I based mine on a few examples I saw online, most notably this one. It uses jQuery to send the data to the server and show the comment - not my choice in 2024, but I already have legacy JQuery code on the blog anyway, so I rolled with it.
You will know it is working when a post results in a pull request on your blog’s repository like this one. Merging it will add the comment to your blog’s _data
directory, and the next step is to show it in the post’s page.
Again I borrowed a lot from Avglinux’s example, fixing a couple issues with the threaded replies and adjusting to my blog’s style. I also replaced the Liquid strip_html
filter with a custom one that sanitizes it instead, so I can allow some HTML tags alongside the Markdown, while still keep the blog safe from JavaScript injection, cross-site scripting attacks and the like.

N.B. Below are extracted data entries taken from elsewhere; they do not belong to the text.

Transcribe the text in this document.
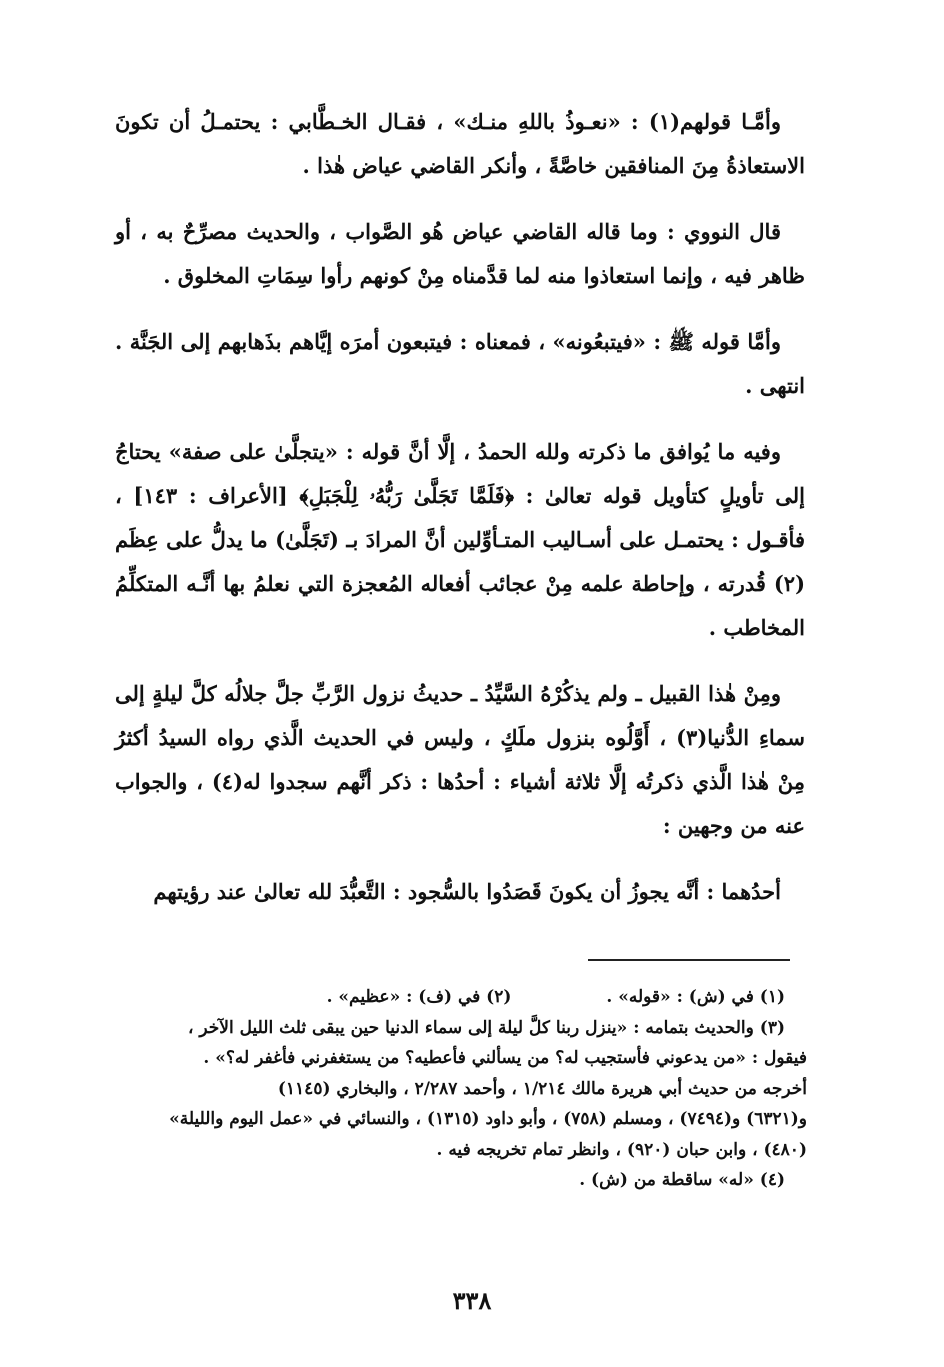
وأمَّـا قولهم(١) : «نعـوذُ باللهِ منـك» ، فقـال الخـطَّابي : يحتمـلُ أن تكونَ الاستعاذةُ مِنَ المنافقين خاصَّةً ، وأنكر القاضي عياض هٰذا .

قال النووي : وما قاله القاضي عياض هُو الصَّواب ، والحديث مصرِّحٌ به ، أو ظاهر فيه ، وإنما استعاذوا منه لما قدَّمناه مِنْ كونهم رأوا سِمَاتِ المخلوق .

وأمَّا قوله ﷺ : «فيتبعُونه» ، فمعناه : فيتبعون أمرَه إيَّاهم بذَهابهم إلى الجَنَّة . انتهى .

وفيه ما يُوافق ما ذكرته ولله الحمدُ ، إلَّا أنَّ قوله : «يتجلَّىٰ على صفة» يحتاجُ إلى تأويلٍ كتأويل قوله تعالىٰ : ﴿فَلَمَّا تَجَلَّىٰ رَبُّهُۥ لِلْجَبَلِ﴾ [الأعراف : ١٤٣] ، فأقـول : يحتمـل على أسـاليب المتـأوِّلين أنَّ المرادَ بـ (تَجَلَّىٰ) ما يدلُّ على عِظَم (٢) قُدرته ، وإحاطة علمه مِنْ عجائب أفعاله المُعجزة التي نعلمُ بها أنَّـه المتكلِّمُ المخاطب .

ومِنْ هٰذا القبيل ـ ولم يذكُرْهُ السَّيِّدُ ـ حديثُ نزول الرَّبِّ جلَّ جلالُه كلَّ ليلةٍ إلى سماءِ الدُّنيا(٣) ، أَوَّلُوه بنزول ملَكٍ ، وليس في الحديث الَّذي رواه السيدُ أكثرُ مِنْ هٰذا الَّذي ذكرتُه إلَّا ثلاثة أشياء : أحدُها : ذكر أنَّهم سجدوا له(٤) ، والجواب عنه من وجهين :

أحدُهما : أنَّه يجوزُ أن يكونَ قَصَدُوا بالسُّجود : التَّعبُّدَ لله تعالىٰ عند رؤيتهم

(١) في (ش) : «قوله» .
(٢) في (ف) : «عظيم» .
(٣) والحديث بتمامه : «ينزل ربنا كلَّ ليلة إلى سماء الدنيا حين يبقى ثلث الليل الآخر ،
فيقول : «من يدعوني فأستجيب له؟ من يسألني فأعطيه؟ من يستغفرني فأغفر له؟» .
أخرجه من حديث أبي هريرة مالك ١/٢١٤ ، وأحمد ٢/٢٨٧ ، والبخاري (١١٤٥)
و(٦٣٢١) و(٧٤٩٤) ، ومسلم (٧٥٨) ، وأبو داود (١٣١٥) ، والنسائي في «عمل اليوم والليلة»
(٤٨٠) ، وابن حبان (٩٢٠) ، وانظر تمام تخريجه فيه .
(٤) «له» ساقطة من (ش) .
٣٣٨
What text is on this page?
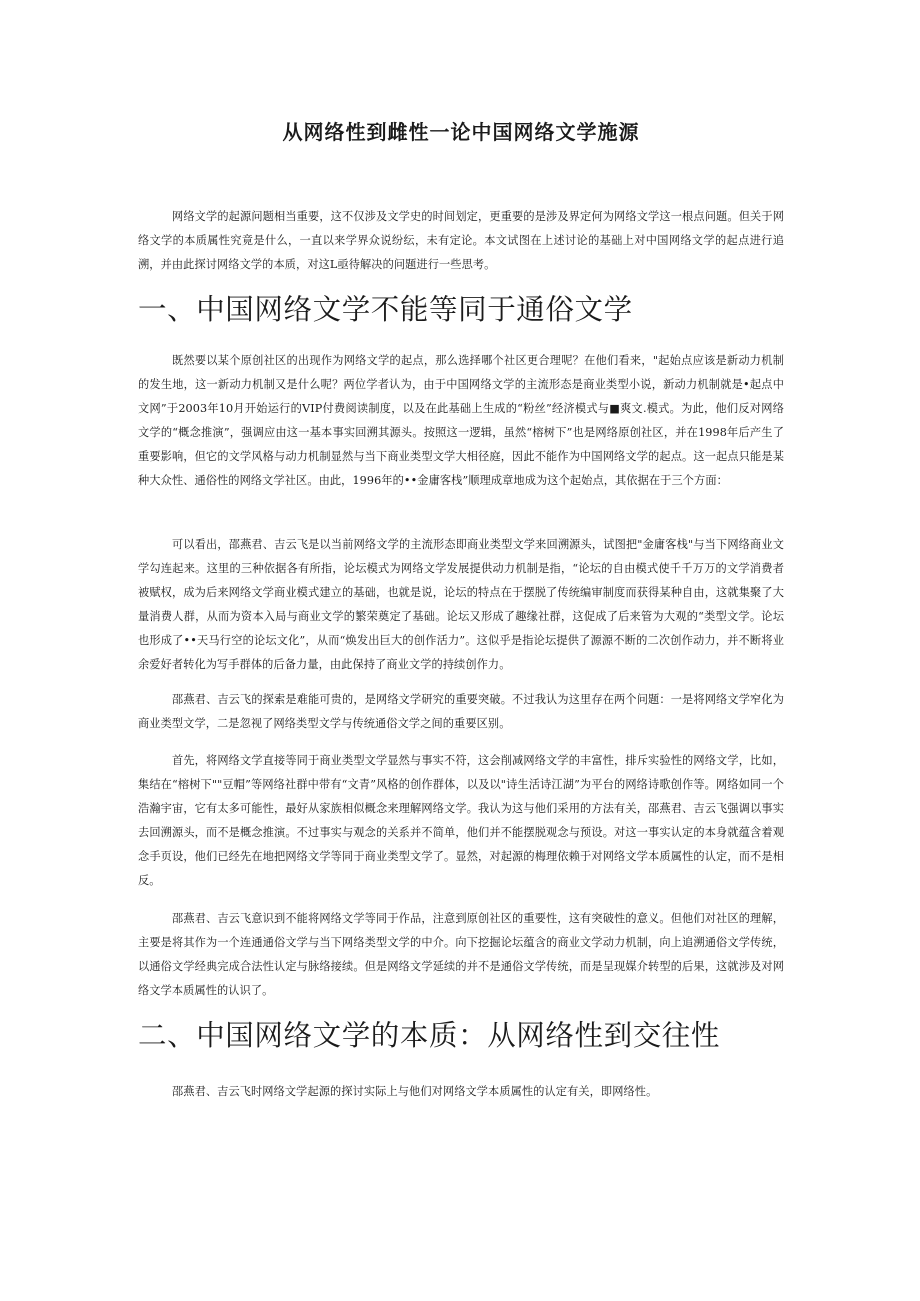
从网络性到雌性一论中国网络文学施源

网络文学的起源问题相当重要，这不仅涉及文学史的时间划定，更重要的是涉及界定何为网络文学这一根点问题。但关于网络文学的本质属性究竟是什么，一直以来学界众说纷纭，未有定论。本文试图在上述讨论的基础上对中国网络文学的起点进行追溯，并由此探讨网络文学的本质，对这L亟待解决的问题进行一些思考。

一、中国网络文学不能等同于通俗文学

既然要以某个原创社区的出现作为网络文学的起点，那么选择哪个社区更合理呢？在他们看来，"起始点应该是新动力机制的发生地，这一新动力机制又是什么呢？两位学者认为，由于中国网络文学的主流形态是商业类型小说，新动力机制就是•起点中文网”于2003年10月开始运行的VIP付费阅读制度，以及在此基础上生成的“粉丝”经济模式与■爽文.模式。为此，他们反对网络文学的“概念推演”，强调应由这一基本事实回溯其源头。按照这一逻辑，虽然“榕树下”也是网络原创社区，并在1998年后产生了重要影响，但它的文学风格与动力机制显然与当下商业类型文学大相径庭，因此不能作为中国网络文学的起点。这一起点只能是某种大众性、通俗性的网络文学社区。由此，1996年的••金庸客栈”顺理成章地成为这个起始点，其依据在于三个方面：

可以看出，邵燕君、吉云飞是以当前网络文学的主流形态即商业类型文学来回溯源头，试图把"金庸客栈"与当下网络商业文学勾连起来。这里的三种依据各有所指，论坛模式为网络文学发展提供动力机制是指，“论坛的自由模式使千千万万的文学消费者被赋权，成为后来网络文学商业模式建立的基础，也就是说，论坛的特点在于摆脱了传统编审制度而获得某种自由，这就集聚了大量消费人群，从而为资本入局与商业文学的繁荣奠定了基础。论坛又形成了趣缘社群，这促成了后来管为大观的“类型文学。论坛也形成了••天马行空的论坛文化”，从而“焕发出巨大的创作活力”。这似乎是指论坛提供了源源不断的二次创作动力，并不断将业余爱好者转化为写手群体的后备力量，由此保持了商业文学的持续创作力。

邵燕君、吉云飞的探索是难能可贵的，是网络文学研究的重要突破。不过我认为这里存在两个问题：一是将网络文学窄化为商业类型文学，二是忽视了网络类型文学与传统通俗文学之间的重要区别。

首先，将网络文学直接等同于商业类型文学显然与事实不符，这会削减网络文学的丰富性，排斥实验性的网络文学，比如，集结在“榕树下""豆帽”等网络社群中带有“文青”风格的创作群体，以及以"诗生活诗江湖”为平台的网络诗歌创作等。网络如同一个浩瀚宇宙，它有太多可能性，最好从家族相似概念来理解网络文学。我认为这与他们采用的方法有关，邵燕君、吉云飞强调以事实去回溯源头，而不是概念推演。不过事实与观念的关系并不简单，他们并不能摆脱观念与预设。对这一事实认定的本身就蕴含着观念手页设，他们已经先在地把网络文学等同于商业类型文学了。显然，对起源的梅理依赖于对网络文学本质属性的认定，而不是相反。

邵燕君、吉云飞意识到不能将网络文学等同于作品，注意到原创社区的重要性，这有突破性的意义。但他们对社区的理解，主要是将其作为一个连通通俗文学与当下网络类型文学的中介。向下挖掘论坛蕴含的商业文学动力机制，向上追溯通俗文学传统，以通俗文学经典完成合法性认定与脉络接续。但是网络文学延续的并不是通俗文学传统，而是呈现媒介转型的后果，这就涉及对网络文学本质属性的认识了。

二、中国网络文学的本质：从网络性到交往性

邵燕君、吉云飞时网络文学起源的探讨实际上与他们对网络文学本质属性的认定有关，即网络性。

This PR contains all the code mentioned above; feel free to peruse and copy any of them; possibly checking the latest versions as this post gets older.

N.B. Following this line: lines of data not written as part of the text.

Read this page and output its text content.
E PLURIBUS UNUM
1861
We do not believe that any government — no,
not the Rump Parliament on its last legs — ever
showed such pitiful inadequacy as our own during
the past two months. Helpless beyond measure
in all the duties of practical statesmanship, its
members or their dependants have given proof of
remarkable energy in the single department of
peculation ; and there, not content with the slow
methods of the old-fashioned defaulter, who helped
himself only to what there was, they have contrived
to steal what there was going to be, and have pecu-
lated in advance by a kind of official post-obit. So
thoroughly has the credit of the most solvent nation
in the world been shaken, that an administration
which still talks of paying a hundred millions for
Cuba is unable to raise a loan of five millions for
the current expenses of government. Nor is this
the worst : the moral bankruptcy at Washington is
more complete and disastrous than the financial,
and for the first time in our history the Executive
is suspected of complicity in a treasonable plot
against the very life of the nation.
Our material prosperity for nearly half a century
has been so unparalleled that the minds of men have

Migrating comments from Disqus to Staticman
With this in place, all that was left to do was to migrate the comments from Disqus.

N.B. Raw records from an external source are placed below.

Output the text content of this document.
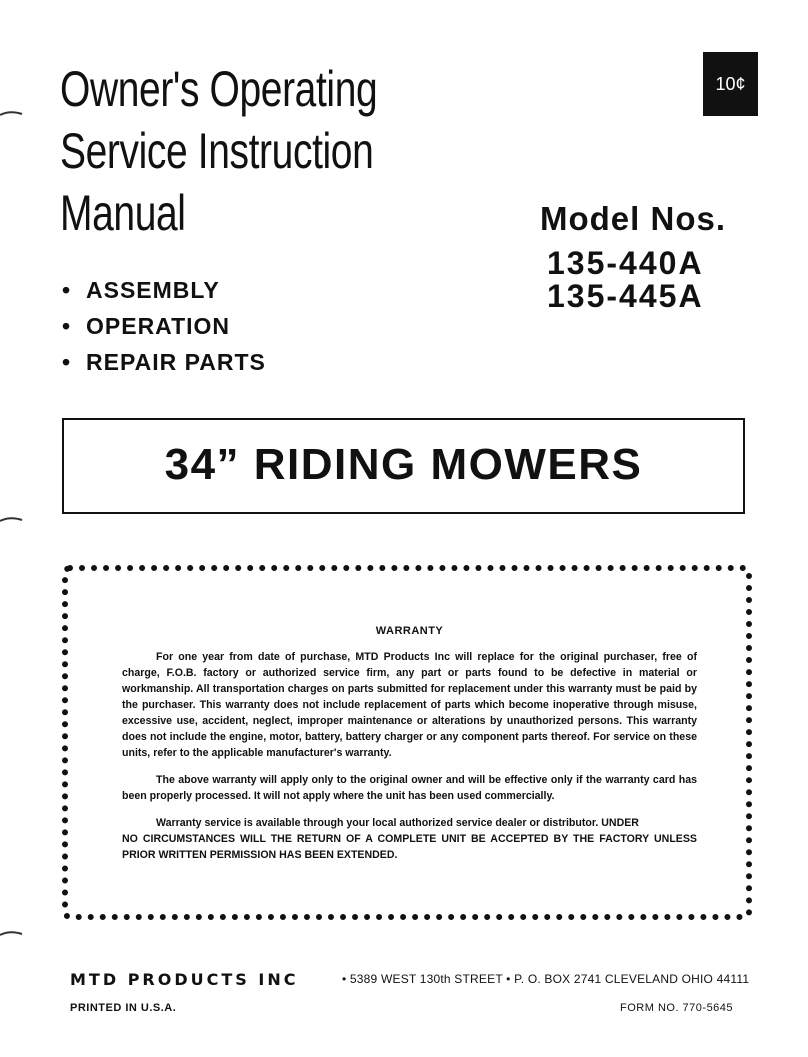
Owner's Operating
Service Instruction
Manual
10¢
Model Nos.
135-440A
135-445A
• ASSEMBLY
• OPERATION
• REPAIR PARTS
34” RIDING MOWERS
WARRANTY

For one year from date of purchase, MTD Products Inc will replace for the original purchaser, free of charge, F.O.B. factory or authorized service firm, any part or parts found to be defective in material or workmanship. All transportation charges on parts submitted for replacement under this warranty must be paid by the purchaser. This warranty does not include replacement of parts which become inoperative through misuse, excessive use, accident, neglect, improper maintenance or alterations by unauthorized persons. This warranty does not include the engine, motor, battery, battery charger or any component parts thereof. For service on these units, refer to the applicable manufacturer's warranty.

The above warranty will apply only to the original owner and will be effective only if the warranty card has been properly processed. It will not apply where the unit has been used commercially.

Warranty service is available through your local authorized service dealer or distributor. UNDER

NO CIRCUMSTANCES WILL THE RETURN OF A COMPLETE UNIT BE ACCEPTED BY THE FACTORY UNLESS PRIOR WRITTEN PERMISSION HAS BEEN EXTENDED.

MTD PRODUCTS INC	• 5389 WEST 130th STREET • P. O. BOX 2741 CLEVELAND OHIO 44111
PRINTED IN U.S.A.	FORM NO. 770-5645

Disqus allows you to export the comments to an XML file (documented here), but in order to import them anywhere else, a conversion is needed. I found a few recipes (1, 2, 3, 4) online, but none of those worked for me, so I threw together some JavaScript code that does the job:
You can just run it, making the needed adjustments for your staticman.yml
configuration (e.g., if you changed the filename structure or added other fields that you want to import or generate) and put the generated comments
directory under your _data
directory in your blog’s repository, like I did here.
The code documents some of the shenanigans I found (odd terminology, invalid characters, etc.). It’s worth noticing that not every bit of information needed by Staticman is available in the XML, so a few choices were made:
-
I kept the comment
_id
as its original Disqus ID (instead of generating a UUID, which would change the values at each migration run and require an extra lookup for comment replies). Doing so made thereplying_to_uid
field odd, but it will correctly point to the_id
of the comment being replied to, and Staticman is fine with that. -
createdAt
is an ISO 8601 date with seconds precision, which is easy to convert to thedate
Staticman field (which is, by default, a Unix time), but the comment filenames are based on the timestamp in milliseconds. In order to improve uniqueness in the case of same-second comments, I filled the ms using the_id
(once again keeping successive migration runs idempotent). -
My blog uses Gravatar to display user pictures (if they create one on the site; a generated pattern otherwise) based on a hash of their e-mail. Unfortunately, Disqus doesn’t export users’ emails, so instead of leaving it blank (which would give all users the same pattern), I hash the Disqus username, so the same user will always have the same pattern across the site.
Conclusion
As I said before, it took me a while to figure out all these pieces, but I’m happy with how it turned out: I own the comments (which I can keep hosting if I ever switch away from Jekyll), they are indexed by search engines, and I can moderate them in a familiar environment (pull requests).
There is the burden/cost of hosting the server, but I share it with other apps, so it’s effectively free for me. I did not (yet) set up email notifications for replies on users’ comments or a spam filter, but that can be done with Mailgun and Akismet - and those services have generous free tiers.
The only caveat is that Staticman doesn’t seem to be actively maintained, despite its numerous forks/users. That is a sign of maturity, but also makes me wary of yet-undiscovered vulnerabilities. But with its minimal code (and thus attack surface) and Dependabot on my fork warning me about vulnerabilities found in its dependencies, I think it’s worth the risk. Worst come to worse, it can always be replaced by a custom solution, since the comments are not locked in a proprietary system anymore - something I’ll never give up again.